Dunstan stressed that DARPA hit a “sweet spot” with the Space-BACN program. “It cast a wide net, bringing both very established and relative newcomers to the table,” he said.

“It uses DARPA’s other transaction authorization [OTA] To avoid the high overhead of most government funding mechanisms,” he continued, “and the 11 winners in Phase I mean that DARPA can take on more risk and allow some failure in the process without jeopardizing the program’s overall goal.” can give.”

The ability of small firms to participate in a project like Space-BACN reflects what the satellite industry is like today. “In the past, satellites used to cost a fortune to build,” explained John Strand of Strand Consulting in Denmark. “We are now seeing smaller companies with limited funding to build satellites for limited applications.”

“They can build satellites using standard components, the same way you would build a custom computer,” he told TechNewsWorld. “So if you look at the number of companies in the satellite industry, it’s booming.”

“Space, historically, has centralized government,” he said. “What’s happening with the space industry now is that it has become democratized because the cost of putting things in space for private-public partnerships has dropped dramatically.”

Safety Questions

In its kickoff announcement for Space-BACN, DARPA said it hopes to establish seamless communication between military/government and commercial/civilian satellite constellations. This could be the rub of the future in the program’s future.

“That would be the final question – can you secure the military/civilian interface,” Dunston said.

“Optical systems are less likely to jam because of their tighter beams. They may also be less prone to hacking, but that remains to be seen,” he continued. “My guess is that DARPA is so interested in the project.
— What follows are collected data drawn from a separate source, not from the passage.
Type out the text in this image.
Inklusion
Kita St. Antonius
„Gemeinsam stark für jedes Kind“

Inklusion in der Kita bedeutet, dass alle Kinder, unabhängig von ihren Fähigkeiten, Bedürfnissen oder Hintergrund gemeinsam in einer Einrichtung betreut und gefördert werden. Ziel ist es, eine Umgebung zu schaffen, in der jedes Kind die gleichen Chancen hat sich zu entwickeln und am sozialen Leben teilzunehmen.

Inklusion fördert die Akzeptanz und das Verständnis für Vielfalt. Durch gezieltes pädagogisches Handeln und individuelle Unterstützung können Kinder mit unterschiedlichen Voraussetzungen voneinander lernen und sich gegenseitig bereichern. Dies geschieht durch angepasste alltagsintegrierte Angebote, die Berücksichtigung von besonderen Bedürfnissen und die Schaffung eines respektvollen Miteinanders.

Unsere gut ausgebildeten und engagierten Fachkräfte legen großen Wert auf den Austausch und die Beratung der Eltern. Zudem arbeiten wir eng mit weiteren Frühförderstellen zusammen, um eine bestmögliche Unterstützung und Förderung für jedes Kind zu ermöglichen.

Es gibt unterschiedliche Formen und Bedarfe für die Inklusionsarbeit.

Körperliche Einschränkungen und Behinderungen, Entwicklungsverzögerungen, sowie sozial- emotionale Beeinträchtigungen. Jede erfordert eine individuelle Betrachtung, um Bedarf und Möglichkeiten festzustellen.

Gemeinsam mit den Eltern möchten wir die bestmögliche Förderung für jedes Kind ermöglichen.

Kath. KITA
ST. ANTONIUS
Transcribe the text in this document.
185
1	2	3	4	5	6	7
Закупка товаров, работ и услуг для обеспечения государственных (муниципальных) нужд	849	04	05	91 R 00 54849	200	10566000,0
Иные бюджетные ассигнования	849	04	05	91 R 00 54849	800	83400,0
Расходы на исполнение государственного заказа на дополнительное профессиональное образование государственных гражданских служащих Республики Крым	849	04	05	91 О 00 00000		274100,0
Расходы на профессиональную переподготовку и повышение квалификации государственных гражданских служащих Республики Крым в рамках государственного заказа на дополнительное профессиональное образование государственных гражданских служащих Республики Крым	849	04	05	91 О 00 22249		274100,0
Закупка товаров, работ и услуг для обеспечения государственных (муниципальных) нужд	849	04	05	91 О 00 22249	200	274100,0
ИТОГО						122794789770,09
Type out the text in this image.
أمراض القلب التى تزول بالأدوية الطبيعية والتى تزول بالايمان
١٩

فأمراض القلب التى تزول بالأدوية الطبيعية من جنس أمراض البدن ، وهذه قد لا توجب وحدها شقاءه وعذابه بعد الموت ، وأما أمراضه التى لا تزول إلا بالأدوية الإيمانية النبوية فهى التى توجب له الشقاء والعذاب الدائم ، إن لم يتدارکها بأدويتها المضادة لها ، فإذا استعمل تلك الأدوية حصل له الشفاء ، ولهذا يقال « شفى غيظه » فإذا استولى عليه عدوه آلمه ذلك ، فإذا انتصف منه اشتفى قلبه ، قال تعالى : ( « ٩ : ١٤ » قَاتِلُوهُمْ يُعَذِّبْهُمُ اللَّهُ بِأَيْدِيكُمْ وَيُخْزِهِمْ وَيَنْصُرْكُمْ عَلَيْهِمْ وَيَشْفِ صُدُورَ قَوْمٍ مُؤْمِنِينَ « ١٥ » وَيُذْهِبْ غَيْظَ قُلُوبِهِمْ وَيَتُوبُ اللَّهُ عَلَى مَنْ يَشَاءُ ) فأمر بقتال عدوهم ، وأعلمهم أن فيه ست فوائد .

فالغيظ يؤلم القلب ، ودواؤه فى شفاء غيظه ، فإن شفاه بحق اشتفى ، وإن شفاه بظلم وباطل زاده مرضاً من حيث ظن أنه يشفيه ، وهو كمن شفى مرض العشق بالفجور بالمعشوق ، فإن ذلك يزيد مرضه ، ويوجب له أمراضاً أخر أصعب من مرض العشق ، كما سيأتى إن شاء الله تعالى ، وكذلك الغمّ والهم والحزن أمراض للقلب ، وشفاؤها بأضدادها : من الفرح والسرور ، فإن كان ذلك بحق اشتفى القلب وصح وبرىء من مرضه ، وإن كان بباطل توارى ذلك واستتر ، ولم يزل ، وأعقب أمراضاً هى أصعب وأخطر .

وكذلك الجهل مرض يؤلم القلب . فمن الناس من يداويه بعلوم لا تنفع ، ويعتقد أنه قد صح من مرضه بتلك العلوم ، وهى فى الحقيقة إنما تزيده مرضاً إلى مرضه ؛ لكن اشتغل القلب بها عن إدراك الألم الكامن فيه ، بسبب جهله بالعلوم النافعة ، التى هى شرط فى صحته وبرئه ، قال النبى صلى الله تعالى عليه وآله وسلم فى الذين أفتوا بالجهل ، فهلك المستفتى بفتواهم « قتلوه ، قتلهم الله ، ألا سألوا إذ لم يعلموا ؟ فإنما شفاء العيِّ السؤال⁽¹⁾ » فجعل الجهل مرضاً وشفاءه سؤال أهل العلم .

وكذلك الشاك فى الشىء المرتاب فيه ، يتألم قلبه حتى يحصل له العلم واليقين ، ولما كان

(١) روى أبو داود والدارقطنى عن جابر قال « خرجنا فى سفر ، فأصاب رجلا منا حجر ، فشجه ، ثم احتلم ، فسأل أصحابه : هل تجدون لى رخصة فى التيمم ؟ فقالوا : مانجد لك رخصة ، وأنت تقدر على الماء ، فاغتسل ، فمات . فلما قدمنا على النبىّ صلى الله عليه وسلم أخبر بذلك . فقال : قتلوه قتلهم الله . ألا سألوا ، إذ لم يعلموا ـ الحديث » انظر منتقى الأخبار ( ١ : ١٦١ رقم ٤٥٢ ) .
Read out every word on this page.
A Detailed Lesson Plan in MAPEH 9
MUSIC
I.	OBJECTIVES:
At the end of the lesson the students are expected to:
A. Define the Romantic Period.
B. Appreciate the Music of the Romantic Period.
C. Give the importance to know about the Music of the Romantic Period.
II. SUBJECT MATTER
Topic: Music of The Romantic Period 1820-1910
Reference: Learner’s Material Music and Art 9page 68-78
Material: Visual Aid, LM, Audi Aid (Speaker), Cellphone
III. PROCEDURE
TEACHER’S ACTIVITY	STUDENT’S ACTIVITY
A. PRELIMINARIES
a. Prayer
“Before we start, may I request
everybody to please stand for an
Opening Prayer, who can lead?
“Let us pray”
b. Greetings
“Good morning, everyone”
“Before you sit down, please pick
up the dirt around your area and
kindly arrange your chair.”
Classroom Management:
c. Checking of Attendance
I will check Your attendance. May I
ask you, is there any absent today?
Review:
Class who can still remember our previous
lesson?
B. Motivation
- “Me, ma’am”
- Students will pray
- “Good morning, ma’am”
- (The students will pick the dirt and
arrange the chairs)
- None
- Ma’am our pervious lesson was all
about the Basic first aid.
One reason is that they can get a window into the security capabilities of these types of networks.”

“Certainly the DoD is not going to sign up for an interface between defense and civilian satellite systems that they cannot secure,” he said. “Given how much SpaceCom traffic currently travels on civilian systems, my guess is that they feel pretty confident they can secure their side of the interface.”

Bliss acknowledged that it’s not always a good idea to directly implement commercial communication technologies. But, he added, “because of the flexibility we’re developing, we can maximize the benefits of leveraging commercial technologies while minimizing security risks.”